Two of upstate New York’s largest cities – Syracuse and Albany – could elect their first Black mayors this year.
Syracuse Deputy Mayor Sharon Owens and Albany's chief city auditor Dorcey Applyrs both claimed victory Tuesday in their city’s Democratic mayoral primaries.
Voter enrollment in both cities is heavily Democratic, so Owens and Applyrs have a good chance of beating their Republican challengers in November. Doing so could herald a new era of leadership for diverse communities that have struggled to address racial and wealth disparities.
“While we’re not at the finish line yet, Syracuse, you did make history,” Owens said to her supporters Tuesday evening. “I am a Black woman who has worked for this community since the day I got here, and that is not going to change.”
Owens and Applyrs’ experience in local government make them perhaps uniquely positioned for breaking through. Owens ran her candidacy largely on being second-in-command to Syracuse Mayor Ben Walsh the past eight years. Applyrs worked as a Common Council member before becoming the city’s auditor.
And their pitches to reduce the cost of living and close the gaps of various inequities did not fall on deaf ears. City leadership has been attempting to tear down the aging I-81 highway in downtown Syracuse, which racially and economically segregated the city’s Black communities for decades. Both Albany and Syracuse, meanwhile, have child poverty rates at double the national average for similarly sized U.S. cities.

“We are people who will always be 10 toes down for Albany, people who have come together, who have a shared belief in democratic principles and values that government should work for everyone, regardless of which ZIP code you live in, regardless of the color of your skin, regardless of how much money you have in your account, even if you have an account,” Applyrs said. “Regardless of who you love and regardless of who you pray to, Albany should and must work for all of us.”
That's a message that has continued to shape mayoral primaries upstate. In Rochester, which elected its first Black mayor in 1993. And in Buffalo, which followed suit more than a decade later in 2005.

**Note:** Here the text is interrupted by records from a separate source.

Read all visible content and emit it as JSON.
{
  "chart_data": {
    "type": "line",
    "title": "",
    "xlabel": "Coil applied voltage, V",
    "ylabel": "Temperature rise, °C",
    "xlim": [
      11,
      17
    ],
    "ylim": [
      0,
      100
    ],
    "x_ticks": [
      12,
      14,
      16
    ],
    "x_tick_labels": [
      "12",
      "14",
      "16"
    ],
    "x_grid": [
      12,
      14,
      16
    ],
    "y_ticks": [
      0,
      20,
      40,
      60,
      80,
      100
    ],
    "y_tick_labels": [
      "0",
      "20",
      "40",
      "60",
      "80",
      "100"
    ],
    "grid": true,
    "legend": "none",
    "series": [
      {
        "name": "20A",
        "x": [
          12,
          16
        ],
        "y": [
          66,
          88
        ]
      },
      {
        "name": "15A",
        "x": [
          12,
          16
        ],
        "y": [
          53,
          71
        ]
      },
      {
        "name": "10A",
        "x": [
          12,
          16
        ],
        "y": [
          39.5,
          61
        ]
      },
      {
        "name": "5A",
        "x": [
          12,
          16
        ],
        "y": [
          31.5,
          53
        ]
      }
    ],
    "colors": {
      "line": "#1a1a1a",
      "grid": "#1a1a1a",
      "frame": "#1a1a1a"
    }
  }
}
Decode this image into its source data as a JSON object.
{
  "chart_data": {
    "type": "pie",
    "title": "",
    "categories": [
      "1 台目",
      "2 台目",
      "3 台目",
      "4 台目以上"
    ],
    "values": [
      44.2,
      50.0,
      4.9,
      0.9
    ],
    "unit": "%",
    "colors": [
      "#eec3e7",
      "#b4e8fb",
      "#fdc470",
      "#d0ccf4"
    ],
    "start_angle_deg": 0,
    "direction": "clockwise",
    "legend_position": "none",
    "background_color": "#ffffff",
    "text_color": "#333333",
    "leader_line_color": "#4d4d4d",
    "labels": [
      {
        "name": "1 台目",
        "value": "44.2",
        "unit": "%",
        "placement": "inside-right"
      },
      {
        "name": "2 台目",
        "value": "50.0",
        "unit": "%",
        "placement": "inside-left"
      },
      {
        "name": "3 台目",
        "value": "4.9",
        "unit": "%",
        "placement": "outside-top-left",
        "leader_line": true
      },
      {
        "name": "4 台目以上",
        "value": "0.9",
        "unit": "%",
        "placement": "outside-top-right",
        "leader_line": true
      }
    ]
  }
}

“Black people are one of the largest, most consistent constituencies within the Democratic party, and yet the history for the Democratic party and being equitable when it comes to representation is, largely, a very complicated question,” said Clem Harris, director of Utica University’s Department of Africana Studies and an associate professor of history.

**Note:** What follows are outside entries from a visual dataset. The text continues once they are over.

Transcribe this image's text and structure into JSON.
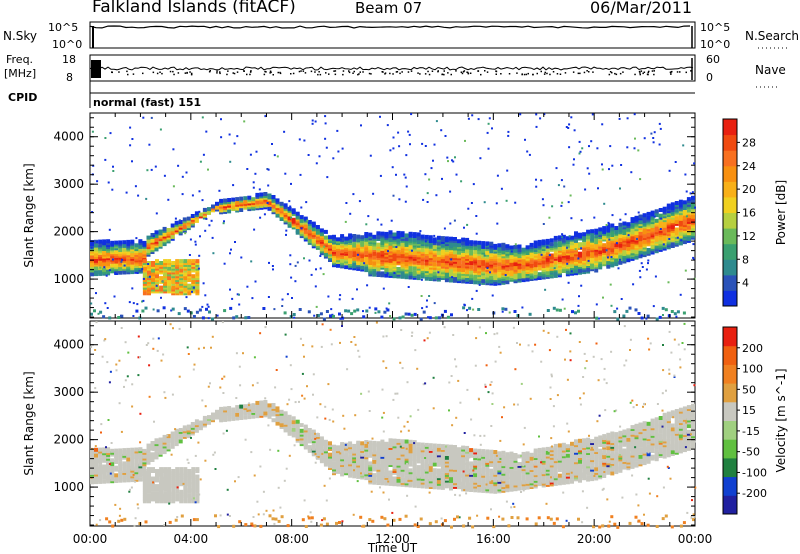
{
  "header": {
    "title": "Falkland Islands (fitACF)",
    "beam": "Beam 07",
    "date": "06/Mar/2011"
  },
  "strips": {
    "nsky_label": "N.Sky",
    "nsky_ticks": [
      "10^5",
      "10^0"
    ],
    "nsearch_label": "N.Search",
    "nsearch_ticks": [
      "10^5",
      "10^0"
    ],
    "freq_label_1": "Freq.",
    "freq_label_2": "[MHz]",
    "freq_ticks": [
      "18",
      "8"
    ],
    "nave_label": "Nave",
    "nave_ticks": [
      "60",
      "0"
    ],
    "cpid_label": "CPID",
    "cpid_value": "normal (fast) 151"
  },
  "chart_data": [
    {
      "type": "heatmap",
      "title": "",
      "xlabel": "",
      "ylabel": "Slant Range [km]",
      "xlim": [
        "00:00",
        "24:00"
      ],
      "ylim": [
        180,
        4500
      ],
      "ytick_labels": [
        "1000",
        "2000",
        "3000",
        "4000"
      ],
      "colorbar": {
        "label": "Power [dB]",
        "ticks": [
          "4",
          "8",
          "12",
          "16",
          "20",
          "24",
          "28"
        ],
        "colors": [
          "#1030e0",
          "#2a52b8",
          "#2e8a8e",
          "#3aa070",
          "#6aba5a",
          "#b6d040",
          "#f0d020",
          "#f8b018",
          "#f89010",
          "#f87020",
          "#f04a10",
          "#e82010"
        ]
      },
      "features": [
        {
          "name": "main echo band",
          "t_start": 0,
          "t_end": 24,
          "range_km": "≈700 – 2800",
          "power_db": "12 – 30"
        },
        {
          "name": "early echo patch",
          "t_start": 2.1,
          "t_end": 4.3,
          "range_km": "≈700 – 1400",
          "power_db": "16 – 28"
        }
      ]
    },
    {
      "type": "heatmap",
      "title": "",
      "xlabel": "Time UT",
      "ylabel": "Slant Range [km]",
      "xlim": [
        "00:00",
        "24:00"
      ],
      "ylim": [
        180,
        4500
      ],
      "ytick_labels": [
        "1000",
        "2000",
        "3000",
        "4000"
      ],
      "xtick_labels": [
        "00:00",
        "04:00",
        "08:00",
        "12:00",
        "16:00",
        "20:00",
        "00:00"
      ],
      "colorbar": {
        "label": "Velocity [m s^-1]",
        "ticks": [
          "200",
          "100",
          "50",
          "15",
          "-15",
          "-50",
          "-100",
          "-200"
        ],
        "colors": [
          "#2020a0",
          "#1040d0",
          "#208040",
          "#60c040",
          "#a0d080",
          "#c8c8c0",
          "#e0a040",
          "#f08020",
          "#f06010",
          "#e82010"
        ]
      },
      "features": [
        {
          "name": "low-velocity band",
          "t_start": 0,
          "t_end": 24,
          "range_km": "≈700 – 2800",
          "velocity_ms": "-15 – 15"
        }
      ]
    }
  ]
}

“These are black women who are breaking a historical barrier, but also as candidates who are not just representing a historically marginalized constituency, but also the ability to be a coalition candidate.”
Owens addressed that reality directly in her victory speech.
“This moment is for everyone who thinks that they don’t see themselves in the future of Syracuse,” Owens said. “Well I got news for you: Right now, you are a part of the future.”